Multi-Backend Video Generator

A Python application that converts images to videos using multiple AI providers: OpenAI's Sora-2, Azure AI Foundry Sora, Google's Veo-3, and RunwayML's Gen-4 models.

Features

🎨 Multiple AI Backends - Choose between OpenAI Sora-2, Azure Sora, Google Veo-3, or RunwayML
🖼️ Flexible Image Input - Single files, multiple images, wildcard patterns, or text-only
🔗 Seamless Stitching - Multi-clip video generation with automatic frame transitions (Veo 3.1, RunwayML Veo)
🔄 Automatic Retries - Exponential backoff when APIs are at capacity
📝 Comprehensive Logging - DEBUG-level logging to logs/video_gen.log
🏗️ Modular Architecture - Clean, maintainable, and extensible codebase

Quick Start

# Install dependencies
pip install -r requirements.txt

# Set your API key
export OPENAI_API_KEY="your-key"      # For OpenAI Sora
export RUNWAY_API_KEY="your-key"      # For RunwayML
# For Google Veo - see authentication guide

# Generate a video
./image2video.py "A peaceful sunset over mountains"

# With images
./image2video.py -i "photo.jpg" "Animate this scene"

# Choose a provider
./image2video.py --provider runway "Your prompt"

Documentation

📚 Complete Documentation - Full documentation index

Quick Links

Quick Start Guide - Get started in 5 minutes
User Guide - Complete usage documentation
Installation - Detailed setup instructions

Provider Guides

OpenAI Sora - OpenAI Sora-2 setup
Azure Sora - Azure AI Foundry setup
Google Veo - Google Veo-3 with OAuth
RunwayML - RunwayML Gen-4 & Veo

Advanced Topics

Stitching Guide - Multi-clip video generation
Image Grouping - Control which images are used per clip
Prompt Engineering - Writing effective prompts
Troubleshooting - Common issues

Supported Backends

Backend	Models	Pricing	Multi-Image	Stitching
OpenAI Sora	sora-2, sora-2-pro	Variable	✅	❌
Azure Sora	sora-2, sora-2-pro	$0.10/sec	✅	❌
Google Veo	veo-3.0, veo-3.1	$0.15-0.40	✅	✅
RunwayML	gen4, gen4_turbo, google.x	Variable	Single only	✅ (Veo)

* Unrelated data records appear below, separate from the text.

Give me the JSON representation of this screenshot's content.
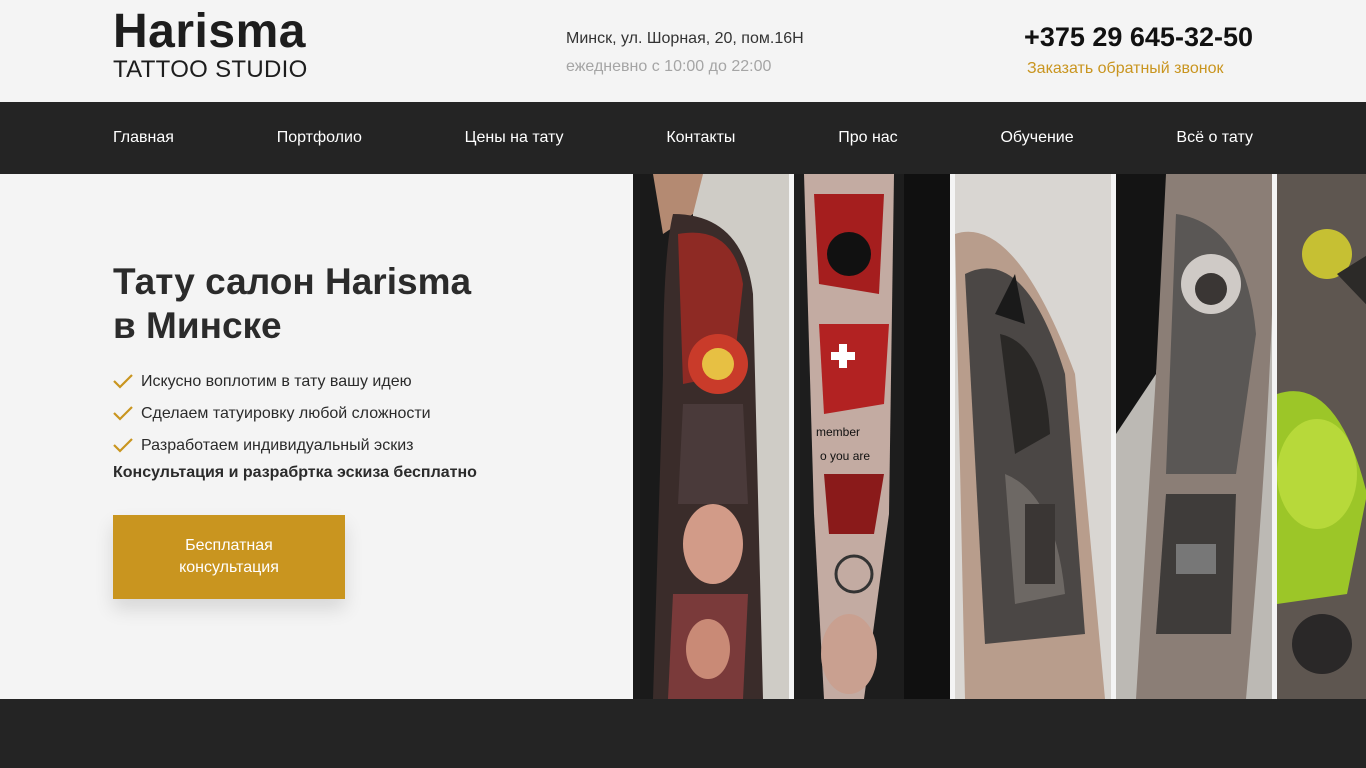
{
  "header": {
    "logo_name": "Harisma",
    "logo_sub": "TATTOO STUDIO",
    "address": "Минск, ул. Шорная, 20, пом.16Н",
    "hours": "ежедневно с 10:00 до 22:00",
    "phone": "+375 29 645-32-50",
    "callback_label": "Заказать обратный звонок"
  },
  "nav": {
    "items": [
      {
        "label": "Главная"
      },
      {
        "label": "Портфолио"
      },
      {
        "label": "Цены на тату"
      },
      {
        "label": "Контакты"
      },
      {
        "label": "Про нас"
      },
      {
        "label": "Обучение"
      },
      {
        "label": "Всё о тату"
      }
    ]
  },
  "hero": {
    "title_line1": "Тату салон Harisma",
    "title_line2": "в Минске",
    "features": [
      "Искусно воплотим в тату вашу идею",
      "Сделаем татуировку любой сложности",
      "Разработаем индивидуальный эскиз"
    ],
    "consult_note": "Консультация и разрабртка эскиза бесплатно",
    "cta_line1": "Бесплатная",
    "cta_line2": "консультация"
  },
  "gallery": {
    "photo_5_text_1": "member",
    "photo_5_text_2": "o you are"
  },
  "colors": {
    "accent": "#c9951f",
    "dark": "#242424",
    "light_bg": "#f4f4f4"
  }
}
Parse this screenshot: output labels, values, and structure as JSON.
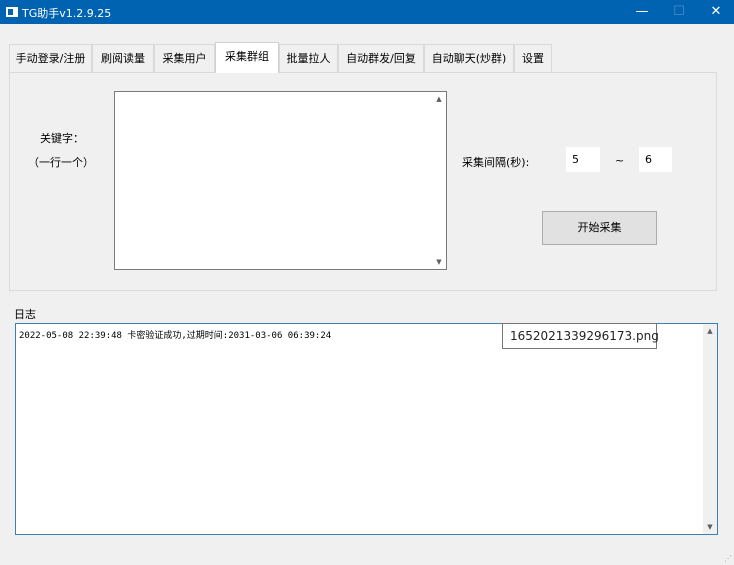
{
  "window": {
    "title": "TG助手v1.2.9.25",
    "controls": {
      "minimize": "—",
      "maximize": "☐",
      "close": "✕"
    }
  },
  "tabs": [
    {
      "label": "手动登录/注册"
    },
    {
      "label": "刷阅读量"
    },
    {
      "label": "采集用户"
    },
    {
      "label": "采集群组",
      "active": true
    },
    {
      "label": "批量拉人"
    },
    {
      "label": "自动群发/回复"
    },
    {
      "label": "自动聊天(炒群)"
    },
    {
      "label": "设置"
    }
  ],
  "collect_panel": {
    "keyword_label": "关键字：",
    "keyword_hint": "（一行一个）",
    "keywords_value": "",
    "interval_label": "采集间隔(秒):",
    "interval_min": "5",
    "interval_sep": "~",
    "interval_max": "6",
    "start_button": "开始采集"
  },
  "log": {
    "legend": "日志",
    "lines": [
      "2022-05-08 22:39:48 卡密验证成功,过期时间:2031-03-06 06:39:24"
    ]
  },
  "tooltip": {
    "text": "1652021339296173.png"
  }
}
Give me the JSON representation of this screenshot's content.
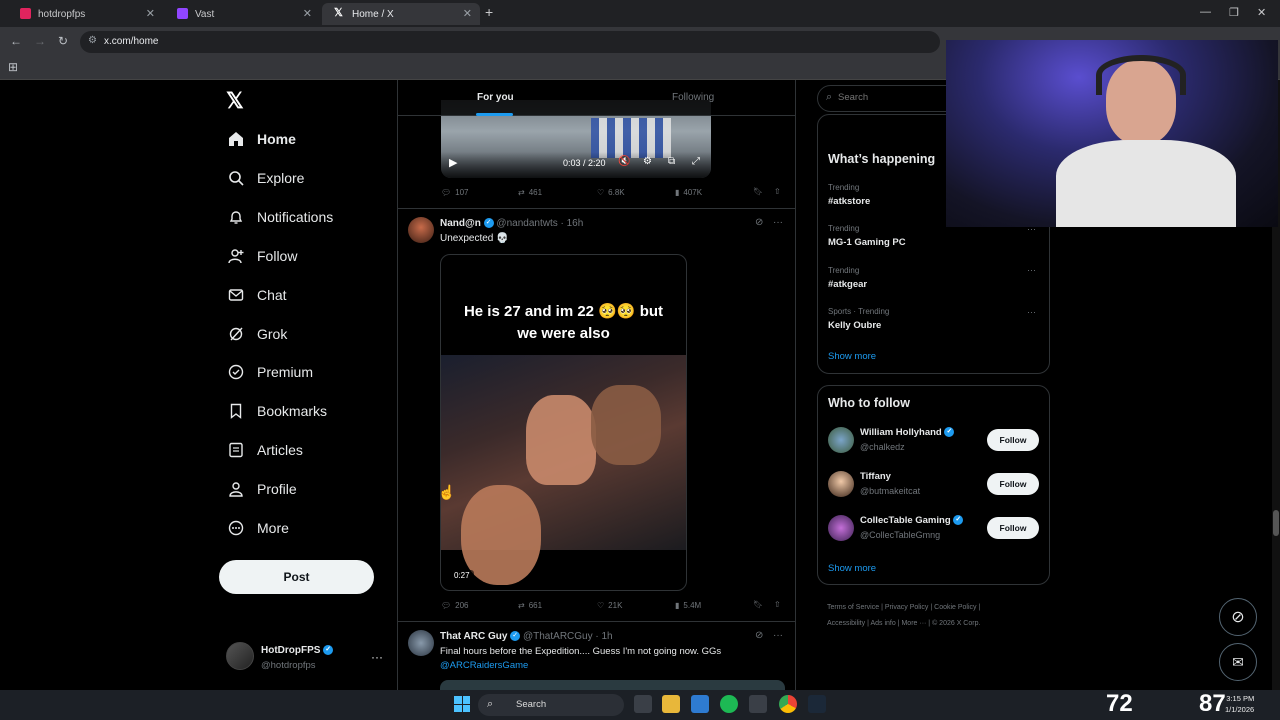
{
  "browser": {
    "tabs": [
      {
        "title": "hotdropfps",
        "active": false,
        "favicon_color": "#e0245e"
      },
      {
        "title": "Vast",
        "active": false,
        "favicon_color": "#9146ff"
      },
      {
        "title": "Home / X",
        "active": true,
        "favicon_color": "#ffffff"
      }
    ],
    "url": "x.com/home"
  },
  "x_logo": "X",
  "sidebar": {
    "items": [
      {
        "label": "Home",
        "icon": "home-icon"
      },
      {
        "label": "Explore",
        "icon": "search-icon"
      },
      {
        "label": "Notifications",
        "icon": "bell-icon"
      },
      {
        "label": "Follow",
        "icon": "add-person-icon"
      },
      {
        "label": "Chat",
        "icon": "mail-icon"
      },
      {
        "label": "Grok",
        "icon": "grok-icon"
      },
      {
        "label": "Premium",
        "icon": "badge-icon"
      },
      {
        "label": "Bookmarks",
        "icon": "bookmark-icon"
      },
      {
        "label": "Articles",
        "icon": "article-icon"
      },
      {
        "label": "Profile",
        "icon": "person-icon"
      },
      {
        "label": "More",
        "icon": "more-circle-icon"
      }
    ],
    "post_label": "Post",
    "account": {
      "name": "HotDropFPS",
      "handle": "@hotdropfps",
      "more": "···"
    }
  },
  "feed": {
    "tabs": [
      "For you",
      "Following"
    ],
    "video1": {
      "time": "0:03 / 2:20"
    },
    "post0_stats": {
      "replies": "107",
      "reposts": "461",
      "likes": "6.8K",
      "views": "407K"
    },
    "post1": {
      "name": "Nand@n",
      "handle": "@nandantwts",
      "age": "· 16h",
      "text": "Unexpected 💀",
      "caption": "He is 27 and im 22 🥺🥺 but we were also",
      "duration": "0:27",
      "stats": {
        "replies": "206",
        "reposts": "661",
        "likes": "21K",
        "views": "5.4M"
      }
    },
    "post2": {
      "name": "That ARC Guy",
      "handle": "@ThatARCGuy",
      "age": "· 1h",
      "text": "Final hours before the Expedition.... Guess I'm not going now. GGs",
      "mention": "@ARCRaidersGame"
    }
  },
  "right": {
    "search_placeholder": "Search",
    "happening": {
      "title": "What’s happening",
      "trends": [
        {
          "meta": "Trending",
          "name": "#atkstore"
        },
        {
          "meta": "Trending",
          "name": "MG-1 Gaming PC"
        },
        {
          "meta": "Trending",
          "name": "#atkgear"
        },
        {
          "meta": "Sports · Trending",
          "name": "Kelly Oubre"
        }
      ],
      "show_more": "Show more"
    },
    "who_to_follow": {
      "title": "Who to follow",
      "people": [
        {
          "name": "William Hollyhand",
          "handle": "@chalkedz",
          "verified": true,
          "button": "Follow"
        },
        {
          "name": "Tiffany",
          "handle": "@butmakeitcat",
          "verified": false,
          "button": "Follow"
        },
        {
          "name": "CollecTable Gaming",
          "handle": "@CollecTableGmng",
          "verified": true,
          "button": "Follow"
        }
      ],
      "show_more": "Show more"
    },
    "footer": [
      "Terms of Service",
      "Privacy Policy",
      "Cookie Policy",
      "Accessibility",
      "Ads info",
      "More ···",
      "© 2026 X Corp."
    ]
  },
  "overlay": {
    "counter_left": "72",
    "counter_right": "87"
  },
  "taskbar": {
    "search": "Search",
    "time": "3:15 PM",
    "date": "1/1/2026"
  }
}
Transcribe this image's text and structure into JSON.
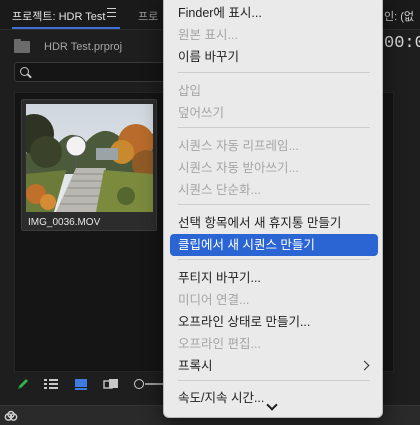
{
  "panel": {
    "tab_title": "프로젝트: HDR Test",
    "tab_second": "프로",
    "right_label": "인: (없",
    "right_timecode": "00:00",
    "path": "HDR Test.prproj",
    "search": {
      "placeholder": "",
      "value": ""
    }
  },
  "clip": {
    "name": "IMG_0036.MOV"
  },
  "colors": {
    "accent": "#2a65d3",
    "tab_underline": "#3d6fd6",
    "pencil": "#35b04a",
    "menu_bg": "#ebeaea"
  },
  "icons": {
    "bin": "folder-bin-icon",
    "search": "search-icon",
    "pencil": "pencil-icon",
    "list_view": "list-view-icon",
    "icon_view": "icon-view-icon",
    "freeform": "freeform-view-icon",
    "creative_cloud": "creative-cloud-icon"
  },
  "context_menu": {
    "items": [
      {
        "label": "Finder에 표시...",
        "enabled": true
      },
      {
        "label": "원본 표시...",
        "enabled": false
      },
      {
        "label": "이름 바꾸기",
        "enabled": true
      },
      {
        "label": "삽입",
        "enabled": false
      },
      {
        "label": "덮어쓰기",
        "enabled": false
      },
      {
        "label": "시퀀스 자동 리프레임...",
        "enabled": false
      },
      {
        "label": "시퀀스 자동 받아쓰기...",
        "enabled": false
      },
      {
        "label": "시퀀스 단순화...",
        "enabled": false
      },
      {
        "label": "선택 항목에서 새 휴지통 만들기",
        "enabled": true
      },
      {
        "label": "클립에서 새 시퀀스 만들기",
        "enabled": true,
        "highlighted": true
      },
      {
        "label": "푸티지 바꾸기...",
        "enabled": true
      },
      {
        "label": "미디어 연결...",
        "enabled": false
      },
      {
        "label": "오프라인 상태로 만들기...",
        "enabled": true
      },
      {
        "label": "오프라인 편집...",
        "enabled": false
      },
      {
        "label": "프록시",
        "enabled": true,
        "submenu": true
      },
      {
        "label": "속도/지속 시간...",
        "enabled": true
      }
    ]
  }
}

See Provider Comparison for detailed feature matrix.

Usage Examples

Basic Text-to-Video

./image2video.py "A serene lake at dawn with mist rising"

Image-to-Video

./image2video.py -i "landscape.jpg" "Time-lapse of this scene at sunset"

Multiple Images

./image2video.py -i "img1.jpg,img2.jpg,img3.jpg" "Tour of these locations"

Wildcard Patterns

./image2video.py -i "photos/*.jpg" "Create a walkthrough video"

Provider Selection

# Use Google Veo
./image2video.py --provider google --model veo-3.1-fast-generate-preview "Your prompt"

# Use RunwayML
./image2video.py --provider runway --model gen4 "Your prompt"

# Use Azure Sora
./image2video.py --provider azure "Your prompt"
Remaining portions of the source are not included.